6) What led you to choose your current specialty?:  I choose the specialty of nephrology because 1) it offered continuity of care with my patients 2) It allowed me to work with African Americans as many of them have chronic kidney disease as well as end stage renal disease 3) there are so man different avenues you can take with nephrology such as hypertension, dialysis, transplant, critical care, electrolyte abnormalities, research, procedures, and health disparities.

7) What is one thing that a mentor did for you which has had a lifelong effect on your career?:  I had several good mentors at Duke who taught me so much. One thing that was told to me when I was looking for a job was not to take a bad job to live in a nice city. I was encouraged to take a good job and wherever it is, put down your roots and make it your home.

8) Briefly describe your average work day:  My average work day starts at 8:30. I am either in the office or rounding at one of the local hospitals seeing new consults and old patients that we have been following during their admission. After lunch, if I am in the hospital I will see patients in the office until 5pm. Some days I do my dialysis rounds which usually consist of me being at the dialysis unit the entire day reviewing medications, dialysis orders, and dialysis related treatment issues.

9) What do you enjoy most about your profession? What do you enjoy least?:  What I enjoy the most is the interaction with the patients.
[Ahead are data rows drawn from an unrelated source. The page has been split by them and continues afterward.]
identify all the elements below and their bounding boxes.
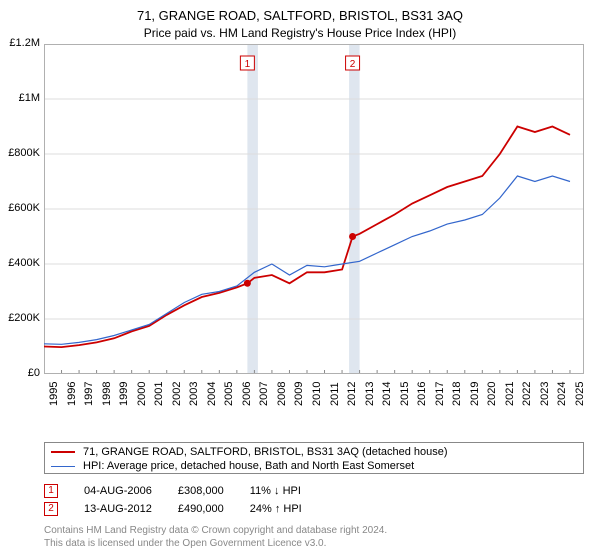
x-tick-label: 2023 <box>539 382 551 406</box>
x-tick-label: 2000 <box>136 382 148 406</box>
transaction-price: £490,000 <box>178 500 224 518</box>
svg-text:2: 2 <box>350 59 356 70</box>
legend-item-price: 71, GRANGE ROAD, SALTFORD, BRISTOL, BS31… <box>51 445 577 459</box>
transaction-date: 04-AUG-2006 <box>84 482 152 500</box>
transaction-row: 1 04-AUG-2006 £308,000 11% ↓ HPI <box>44 482 584 500</box>
x-tick-label: 2015 <box>399 382 411 406</box>
y-tick-label: £800K <box>0 147 40 159</box>
legend-swatch-price <box>51 451 75 453</box>
transaction-date: 13-AUG-2012 <box>84 500 152 518</box>
x-tick-label: 2001 <box>153 382 165 406</box>
x-tick-label: 2016 <box>416 382 428 406</box>
transaction-price: £308,000 <box>178 482 224 500</box>
x-tick-label: 2025 <box>574 382 586 406</box>
chart-container: 71, GRANGE ROAD, SALTFORD, BRISTOL, BS31… <box>0 0 600 560</box>
transaction-marker-1: 1 <box>44 484 58 498</box>
x-tick-label: 2004 <box>206 382 218 406</box>
footer-line-1: Contains HM Land Registry data © Crown c… <box>44 524 584 537</box>
x-tick-label: 2021 <box>504 382 516 406</box>
y-tick-label: £1.2M <box>0 37 40 49</box>
x-tick-label: 2014 <box>381 382 393 406</box>
transaction-delta: 24% ↑ HPI <box>250 500 302 518</box>
chart-subtitle: Price paid vs. HM Land Registry's House … <box>0 26 600 40</box>
x-tick-label: 2002 <box>171 382 183 406</box>
x-tick-label: 2006 <box>241 382 253 406</box>
x-tick-label: 2011 <box>329 382 341 406</box>
x-tick-label: 2007 <box>258 382 270 406</box>
footer-attribution: Contains HM Land Registry data © Crown c… <box>44 524 584 550</box>
legend-swatch-hpi <box>51 466 75 467</box>
x-tick-label: 2024 <box>556 382 568 406</box>
y-tick-label: £0 <box>0 367 40 379</box>
footer-line-2: This data is licensed under the Open Gov… <box>44 537 584 550</box>
x-tick-label: 2008 <box>276 382 288 406</box>
chart-svg: 12 <box>44 44 584 374</box>
x-tick-label: 1999 <box>118 382 130 406</box>
x-tick-label: 2020 <box>486 382 498 406</box>
y-tick-label: £600K <box>0 202 40 214</box>
x-tick-label: 2022 <box>521 382 533 406</box>
x-tick-label: 1998 <box>101 382 113 406</box>
transaction-rows: 1 04-AUG-2006 £308,000 11% ↓ HPI 2 13-AU… <box>44 482 584 518</box>
x-tick-label: 1995 <box>48 382 60 406</box>
y-tick-label: £400K <box>0 257 40 269</box>
legend-label-hpi: HPI: Average price, detached house, Bath… <box>83 459 414 473</box>
x-tick-label: 2010 <box>311 382 323 406</box>
y-tick-label: £200K <box>0 312 40 324</box>
chart-plot-area: 12 <box>44 44 584 374</box>
x-tick-label: 2013 <box>364 382 376 406</box>
x-tick-label: 2012 <box>346 382 358 406</box>
legend: 71, GRANGE ROAD, SALTFORD, BRISTOL, BS31… <box>44 442 584 474</box>
legend-item-hpi: HPI: Average price, detached house, Bath… <box>51 459 577 473</box>
svg-text:1: 1 <box>245 59 251 70</box>
transaction-marker-2: 2 <box>44 502 58 516</box>
chart-title: 71, GRANGE ROAD, SALTFORD, BRISTOL, BS31… <box>0 0 600 26</box>
x-tick-label: 2005 <box>223 382 235 406</box>
transaction-delta: 11% ↓ HPI <box>250 482 301 500</box>
x-tick-label: 2018 <box>451 382 463 406</box>
x-tick-label: 2003 <box>188 382 200 406</box>
x-tick-label: 1996 <box>66 382 78 406</box>
legend-label-price: 71, GRANGE ROAD, SALTFORD, BRISTOL, BS31… <box>83 445 448 459</box>
transaction-row: 2 13-AUG-2012 £490,000 24% ↑ HPI <box>44 500 584 518</box>
x-tick-label: 2019 <box>469 382 481 406</box>
x-tick-label: 2009 <box>293 382 305 406</box>
x-tick-label: 2017 <box>434 382 446 406</box>
x-tick-label: 1997 <box>83 382 95 406</box>
y-tick-label: £1M <box>0 92 40 104</box>
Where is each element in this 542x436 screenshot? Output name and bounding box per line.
I try to take my time and make sure I explain their issues well to them so that they understand. Patients are often afraid of the unknown when it comes to kidney health and there are several misconceptions that they have heard. When a patient or their family member tells me after a visit that they feel better after talking to me, I am satisfied. Education is the key to managing any health disorder. What I enjoy least is the paper work that no one tells you about during your training.

10) What words of advice would you like to leave with pre-medical students?:  I would advise students to not be discouraged with set backs, and do not let others determine how successful you can be. Seek mentors and advisors who have your best interest in mind.